Looking Ahead: What India Might See in the Next 5 Years

  • Franchise‐style leagues in India: Similar to IPL in cricket, we may see city/region based teams in esports, live arenas, regular seasons, much like sports leagues.
  • Campus and collegiate tournaments: With tie-ups like the CECC May Madness initiative, esports may become part of collegiate sport in India.
  • Mainstream media coverage: More esports matches broadcast on TV/OTT, bigger live audiences, celebrity crossover.
  • Global Indian talent: Indian teams and players qualifying for and winning major global tournaments will raise the profile further.
  • Broader game genres: Right now mobile battle-royale games dominate (e.g., BGMI), but PC/console titles (FPS, fighting games, strategy) will grow and diversify the ecosystem.
  • Supporting ecosystem maturity: Professional coaching, player welfare (physical, mental), broadcasting standards, anti-cheat measures, tournament governance will become critical.
  • Monetisation evolution: From prize money to salaries, streaming revenue, team merchandising, brand/advertising partnerships, audience subscription models.
  • Regional language and local content explosion: India’s diversity means there’s opportunity to create region-specific esports content (Hindi, Tamil, Telugu, Marathi etc.), regional tournaments and creator communities.
  • Intersection with entertainment: Viewing experiences will gel with entertainment—celebrity matches, influencer-led tournaments, gaming talk shows, gaming content in mainstream media.

Conclusion

The narrative of “gamers playing in basement rooms for fun” has shifted. In India, esports is ascending as a serious field — where competition is fierce, careers are possible, and entertainment value is high. From the 488 million online gamers to professional organisations like S8UL, from joint ventures such as Jio BLAST eSports to million-dollar plus tournaments, the momentum is real and accelerating.

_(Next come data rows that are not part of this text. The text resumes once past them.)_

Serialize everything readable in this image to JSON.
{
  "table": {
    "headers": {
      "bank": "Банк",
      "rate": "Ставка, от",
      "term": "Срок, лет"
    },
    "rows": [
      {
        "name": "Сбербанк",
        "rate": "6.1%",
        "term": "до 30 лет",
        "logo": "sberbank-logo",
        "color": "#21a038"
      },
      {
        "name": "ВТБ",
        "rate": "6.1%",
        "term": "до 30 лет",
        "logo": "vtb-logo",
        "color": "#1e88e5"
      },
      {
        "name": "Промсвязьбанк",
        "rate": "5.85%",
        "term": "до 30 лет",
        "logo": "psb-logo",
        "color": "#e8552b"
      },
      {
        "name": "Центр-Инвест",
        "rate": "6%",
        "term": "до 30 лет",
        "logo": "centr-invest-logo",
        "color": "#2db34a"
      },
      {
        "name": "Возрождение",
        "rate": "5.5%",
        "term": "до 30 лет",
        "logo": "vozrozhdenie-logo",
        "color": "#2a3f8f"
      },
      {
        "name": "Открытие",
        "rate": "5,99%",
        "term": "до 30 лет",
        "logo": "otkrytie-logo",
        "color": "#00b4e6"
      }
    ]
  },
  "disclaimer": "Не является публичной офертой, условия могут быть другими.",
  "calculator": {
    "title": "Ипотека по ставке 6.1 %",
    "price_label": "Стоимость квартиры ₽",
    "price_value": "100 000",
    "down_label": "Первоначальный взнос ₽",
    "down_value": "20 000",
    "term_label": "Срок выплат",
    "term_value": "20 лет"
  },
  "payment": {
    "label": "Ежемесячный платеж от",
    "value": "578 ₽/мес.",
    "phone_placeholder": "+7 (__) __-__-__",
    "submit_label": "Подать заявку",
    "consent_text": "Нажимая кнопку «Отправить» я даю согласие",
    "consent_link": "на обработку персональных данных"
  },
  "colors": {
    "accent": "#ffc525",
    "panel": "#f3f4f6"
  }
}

For those willing to take it seriously—whether as competitive players, content creators, coaches, event organisers or brand partners—the opportunity is there. But it won’t simply be handed out: building a career in esports requires discipline, strategy, market awareness and adaptability. As the ecosystem matures, Indian gamers and stakeholders can aim not just to participate, but to dominate on a global stage.

If you’re someone exploring how to enter esports in India, whether as a player or a stakeholder, now is a tremendously exciting moment to jump in. With the right mindset, the right support and the right platform, the “from gamers to pro athletes” journey isn’t just a slogan — it’s becoming a tangible reality.